I'm using Intel VTune to analyze my parallel application.
As you can see, there is an huge Spin Time at the beginning of the application (represented as the orange section on the left side):
It's more than 28% of the application durations (which is roughly 0.14 seconds)!
As you can see, these functions are _clone
, start_thread
, _kmp_launch_thread
and _kmp_fork_barrier
and they look like OpenMP internals or system calls, but it's not specified where these fucntion are called from.
In addition, if we zoom at the beginning of this section, we can notice a region instantiation, represented by the selected region:
However, to my knowledge I never call initInterTab2d
and I have no idea if it's called by some of the labraries that I'm using (especially OpenCV).
Digging deeply and running an Advanced Hotspot analysis I found a little bit more about the firsts unkown functions:
And exaplanding tthe Function/Call Stack tab:
But again, I can't really understand why these functions are called, why they take so long and why only the master thread works during them, while the others are in a "barrier"/waiting state.
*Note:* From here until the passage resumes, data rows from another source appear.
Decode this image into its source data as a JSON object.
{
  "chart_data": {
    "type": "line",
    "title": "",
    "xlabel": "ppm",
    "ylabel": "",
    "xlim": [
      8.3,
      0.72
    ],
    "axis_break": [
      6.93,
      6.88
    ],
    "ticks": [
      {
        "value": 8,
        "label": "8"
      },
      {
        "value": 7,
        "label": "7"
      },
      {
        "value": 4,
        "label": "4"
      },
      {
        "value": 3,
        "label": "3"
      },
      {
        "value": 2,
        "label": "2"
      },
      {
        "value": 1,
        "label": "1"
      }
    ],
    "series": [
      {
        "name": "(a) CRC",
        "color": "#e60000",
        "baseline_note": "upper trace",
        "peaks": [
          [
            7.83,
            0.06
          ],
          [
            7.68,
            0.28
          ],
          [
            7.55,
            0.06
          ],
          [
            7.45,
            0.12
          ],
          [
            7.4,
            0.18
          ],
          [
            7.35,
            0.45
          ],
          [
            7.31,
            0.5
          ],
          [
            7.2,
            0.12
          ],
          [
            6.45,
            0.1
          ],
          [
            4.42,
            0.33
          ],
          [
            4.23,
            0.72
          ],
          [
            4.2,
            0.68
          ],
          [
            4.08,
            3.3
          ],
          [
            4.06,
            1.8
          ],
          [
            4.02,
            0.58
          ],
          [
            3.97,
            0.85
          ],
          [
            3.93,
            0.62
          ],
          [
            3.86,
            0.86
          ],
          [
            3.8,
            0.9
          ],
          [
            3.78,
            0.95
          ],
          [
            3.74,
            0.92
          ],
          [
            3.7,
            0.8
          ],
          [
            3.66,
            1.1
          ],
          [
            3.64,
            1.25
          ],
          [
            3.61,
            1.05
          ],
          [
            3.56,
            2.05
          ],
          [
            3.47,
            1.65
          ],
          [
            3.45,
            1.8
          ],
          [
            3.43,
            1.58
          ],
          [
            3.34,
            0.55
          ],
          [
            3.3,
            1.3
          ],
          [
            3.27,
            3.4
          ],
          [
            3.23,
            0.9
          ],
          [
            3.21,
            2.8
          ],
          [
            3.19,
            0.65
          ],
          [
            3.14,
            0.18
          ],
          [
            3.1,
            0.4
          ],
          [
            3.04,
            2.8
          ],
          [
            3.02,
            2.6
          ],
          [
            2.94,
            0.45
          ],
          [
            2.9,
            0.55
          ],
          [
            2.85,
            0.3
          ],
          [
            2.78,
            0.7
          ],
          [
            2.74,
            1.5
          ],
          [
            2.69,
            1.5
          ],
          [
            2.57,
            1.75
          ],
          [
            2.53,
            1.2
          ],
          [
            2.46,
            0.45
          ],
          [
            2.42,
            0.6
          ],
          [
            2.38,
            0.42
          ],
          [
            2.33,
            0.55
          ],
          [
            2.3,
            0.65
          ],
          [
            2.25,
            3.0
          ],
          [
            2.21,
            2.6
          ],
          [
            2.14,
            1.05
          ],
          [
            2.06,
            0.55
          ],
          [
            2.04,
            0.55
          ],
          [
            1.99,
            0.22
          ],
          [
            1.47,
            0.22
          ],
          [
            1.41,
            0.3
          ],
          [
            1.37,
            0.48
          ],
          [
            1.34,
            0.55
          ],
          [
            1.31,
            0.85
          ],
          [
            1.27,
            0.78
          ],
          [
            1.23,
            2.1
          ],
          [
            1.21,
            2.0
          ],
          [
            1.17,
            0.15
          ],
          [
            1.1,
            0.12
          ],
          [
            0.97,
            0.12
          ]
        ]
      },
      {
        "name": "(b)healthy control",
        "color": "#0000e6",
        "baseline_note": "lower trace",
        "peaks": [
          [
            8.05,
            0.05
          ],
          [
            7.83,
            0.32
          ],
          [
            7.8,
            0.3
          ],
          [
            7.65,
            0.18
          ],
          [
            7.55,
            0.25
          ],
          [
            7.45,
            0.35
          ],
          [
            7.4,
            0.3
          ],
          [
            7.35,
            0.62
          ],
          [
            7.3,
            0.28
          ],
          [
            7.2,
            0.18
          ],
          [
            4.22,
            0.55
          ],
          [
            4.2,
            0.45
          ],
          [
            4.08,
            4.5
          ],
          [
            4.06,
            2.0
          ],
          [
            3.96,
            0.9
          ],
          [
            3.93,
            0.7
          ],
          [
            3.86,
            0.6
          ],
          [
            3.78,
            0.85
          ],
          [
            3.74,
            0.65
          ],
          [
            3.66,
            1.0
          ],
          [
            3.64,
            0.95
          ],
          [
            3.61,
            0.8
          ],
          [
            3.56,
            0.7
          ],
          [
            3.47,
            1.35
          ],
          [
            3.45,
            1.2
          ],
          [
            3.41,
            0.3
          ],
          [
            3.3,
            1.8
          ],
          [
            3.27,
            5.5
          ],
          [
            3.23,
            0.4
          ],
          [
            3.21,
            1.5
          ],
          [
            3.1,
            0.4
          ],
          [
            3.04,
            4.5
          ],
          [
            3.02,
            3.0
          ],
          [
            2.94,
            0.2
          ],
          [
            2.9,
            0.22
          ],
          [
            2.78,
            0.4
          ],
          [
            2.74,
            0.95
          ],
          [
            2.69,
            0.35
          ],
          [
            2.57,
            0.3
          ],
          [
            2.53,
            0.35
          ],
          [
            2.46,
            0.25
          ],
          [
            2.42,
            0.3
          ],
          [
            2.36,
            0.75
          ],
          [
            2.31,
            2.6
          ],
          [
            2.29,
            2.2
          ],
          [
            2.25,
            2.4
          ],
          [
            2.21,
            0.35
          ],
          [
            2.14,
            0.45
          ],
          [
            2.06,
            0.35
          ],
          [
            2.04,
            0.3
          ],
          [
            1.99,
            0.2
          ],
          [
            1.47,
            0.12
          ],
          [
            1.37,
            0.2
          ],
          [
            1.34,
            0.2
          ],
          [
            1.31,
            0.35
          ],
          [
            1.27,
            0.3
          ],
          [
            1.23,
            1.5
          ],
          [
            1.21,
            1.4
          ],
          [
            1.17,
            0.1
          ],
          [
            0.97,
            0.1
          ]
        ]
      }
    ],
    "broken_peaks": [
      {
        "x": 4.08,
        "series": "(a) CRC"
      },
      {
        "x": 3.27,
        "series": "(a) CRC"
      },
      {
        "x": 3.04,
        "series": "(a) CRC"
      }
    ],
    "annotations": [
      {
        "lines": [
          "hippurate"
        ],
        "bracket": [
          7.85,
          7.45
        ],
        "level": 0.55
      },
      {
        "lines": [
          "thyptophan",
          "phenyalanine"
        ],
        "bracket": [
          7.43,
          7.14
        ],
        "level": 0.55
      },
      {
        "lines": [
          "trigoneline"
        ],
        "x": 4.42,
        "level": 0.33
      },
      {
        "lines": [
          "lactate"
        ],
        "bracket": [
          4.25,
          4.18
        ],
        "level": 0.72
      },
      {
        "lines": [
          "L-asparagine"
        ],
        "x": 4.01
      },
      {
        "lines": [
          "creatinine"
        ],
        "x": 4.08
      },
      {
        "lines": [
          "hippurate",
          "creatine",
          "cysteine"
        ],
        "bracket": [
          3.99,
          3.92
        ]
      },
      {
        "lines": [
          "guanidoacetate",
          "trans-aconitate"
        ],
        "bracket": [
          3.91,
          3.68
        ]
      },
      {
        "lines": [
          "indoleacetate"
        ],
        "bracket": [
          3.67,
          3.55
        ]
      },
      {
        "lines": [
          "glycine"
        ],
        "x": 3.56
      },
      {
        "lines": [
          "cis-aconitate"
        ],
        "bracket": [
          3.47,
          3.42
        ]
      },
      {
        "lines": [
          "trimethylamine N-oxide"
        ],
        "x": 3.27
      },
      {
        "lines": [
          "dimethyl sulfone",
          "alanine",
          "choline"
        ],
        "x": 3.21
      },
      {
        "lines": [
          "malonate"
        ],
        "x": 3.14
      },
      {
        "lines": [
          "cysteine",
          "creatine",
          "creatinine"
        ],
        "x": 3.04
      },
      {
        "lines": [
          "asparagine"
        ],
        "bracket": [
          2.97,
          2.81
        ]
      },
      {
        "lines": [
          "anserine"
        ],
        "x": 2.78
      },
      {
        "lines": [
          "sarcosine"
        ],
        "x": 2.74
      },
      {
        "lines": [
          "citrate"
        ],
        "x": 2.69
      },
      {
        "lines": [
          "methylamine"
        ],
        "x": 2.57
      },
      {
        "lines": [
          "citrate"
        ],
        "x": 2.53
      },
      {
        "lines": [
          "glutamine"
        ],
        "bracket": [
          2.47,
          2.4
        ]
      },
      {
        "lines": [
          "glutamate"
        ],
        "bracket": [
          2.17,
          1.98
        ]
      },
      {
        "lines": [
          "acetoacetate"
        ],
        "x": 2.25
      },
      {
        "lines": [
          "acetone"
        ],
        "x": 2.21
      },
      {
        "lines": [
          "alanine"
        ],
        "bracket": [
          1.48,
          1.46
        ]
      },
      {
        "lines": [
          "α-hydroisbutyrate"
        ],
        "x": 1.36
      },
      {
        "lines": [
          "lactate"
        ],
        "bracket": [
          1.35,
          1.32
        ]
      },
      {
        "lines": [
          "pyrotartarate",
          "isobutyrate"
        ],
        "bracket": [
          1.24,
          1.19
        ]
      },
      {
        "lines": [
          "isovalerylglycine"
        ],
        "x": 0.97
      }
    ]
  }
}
I attached part of the code, if it can be useful.
Notice that I have only one #pragma omp parallel
region, which is the selected section of this image (on the right side):
The code structure is the following:
- Compute some serial, non parallelizable stuff. In particular, compute a chain of blurs, which is represented by
gaussianBlur
(included at the end of the code). cv::GaussianBlur
is an OpenCV function which exploits IPP.
- Start the parallel region, where 3
parallel for
are used
- The first one calls
hessianResponse
- A single thread add the results to a shared vector.
- The second parallel region
localfindAffineShapeArgs
generates the data used by the next parallel region. The two regions can't be merged because of load imbalance.
- The third region generates the final result in a balanced way.
- Note: according to the lock analysis of VTune, the
critical
and barrier
sections are not the reason of spinning.